Immunohistochemistry for H+-V-ATPase subunits in early Xenopus embryos. (A) Cartoon showing the arrangement of subunits in the H+-V-ATPase
(after Nishi 2002). (B) Subunit A
in an AV section (parallel to the animal-vegetal axis) of an unfertilized egg;
subunits are found localized in the vegetal cortex. (C) A just-fertilized egg stained with anti-subunit F. A
small area of staining can be seen next to the brown curve of pigment granules
marking the path of sperm entry. (D)
In post-rotation zygotes, staining for subunit A has moved up into the vegetal
cytoplasm (AV section). (E-H)
Two-celled embryos stained for subunits F and A. E illustrates a commonly seen
pattern: subunit F staining appears to form fingers that reach up from the
vegetal to the animal cytoplasm. In flat sections (perpendicular to the AV
axis), staining is usually asymmetric and heavy near the cell membrane: (F)
subunit F; (G) subunit A; (H) subunit A revealed with a different primary
antibody. (I,J) Four-cell embryos, flat sections: (I) subunit A; (J)

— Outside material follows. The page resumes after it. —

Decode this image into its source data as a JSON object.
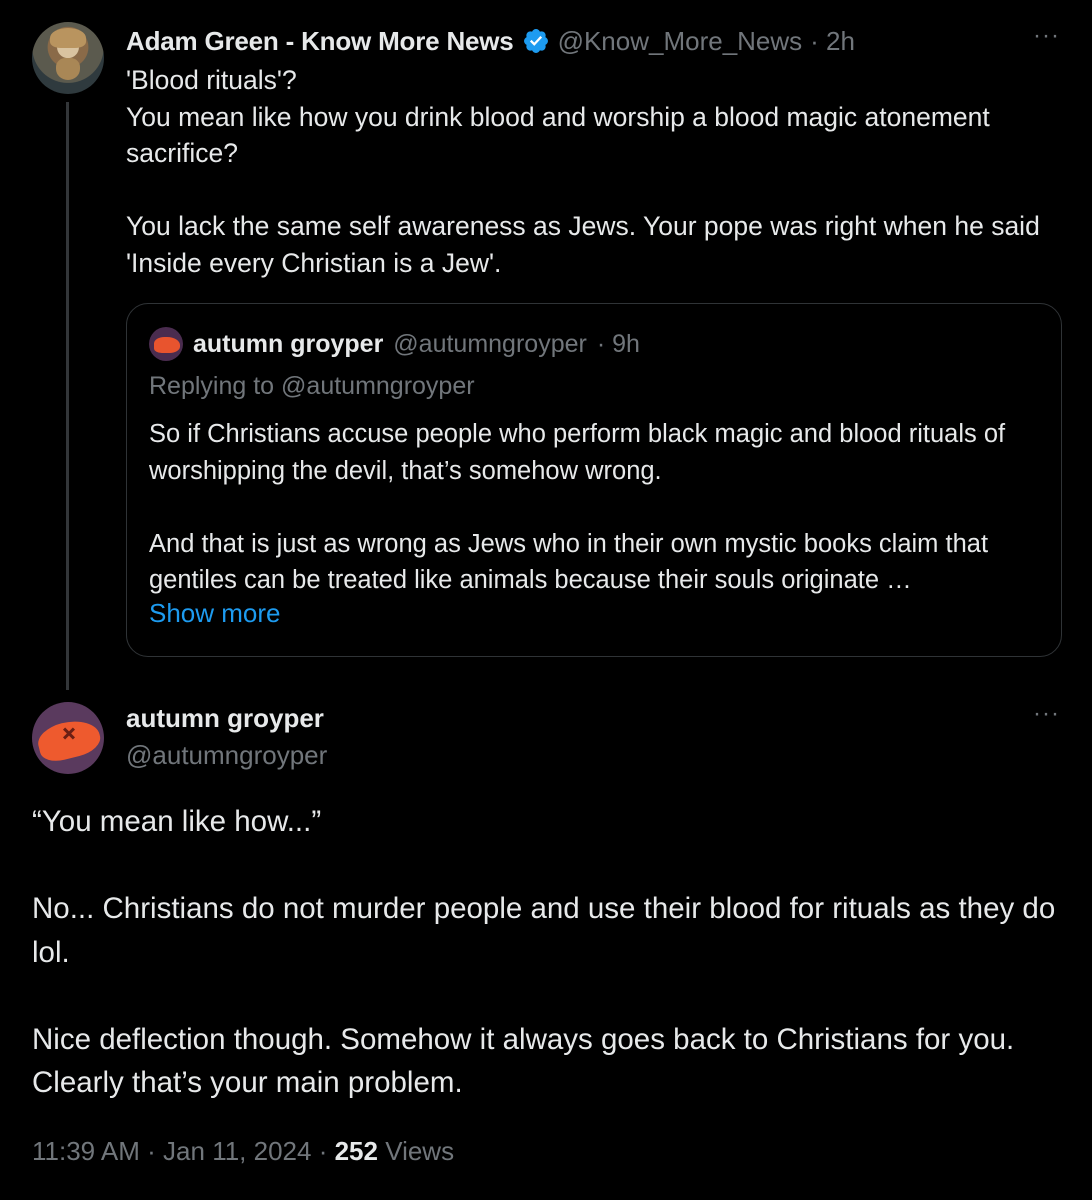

oriented section, subunit B. Staining is on the right hand side. (K) Flat section, oriented eight-cell embryo stained for
subunit B. Staining is on the right hand side. (L) AV section through gastrula-stage embryo stained for
subunit A. By this stage, staining is mostly uniformly distributed with respect
to the LR axis. (M) Embryo treated
with cytochalasin B to disrupt actin filaments, fixed when controls reached the
two cell stage (no cleavage furrows form in actin-disrupted embryos). Staining
for subunit B shows that the normal vegetal-plus-fingers localization of H+-V-ATPase
subunits (compare to E) has become entirely animal. (N) Embryo treated with latrunculin to disrupt actin
filaments, imaged when controls reached the four-cell stage. Subunit A staining
reveals that localization has been completely disrupted (compare with I or J).
Although the patterns presented in this figure match those found with the
anti-subunit A (Fig. 3), the antibodies used for this figure, although highly
specific in mammals, did not, in our hands, work for westerns.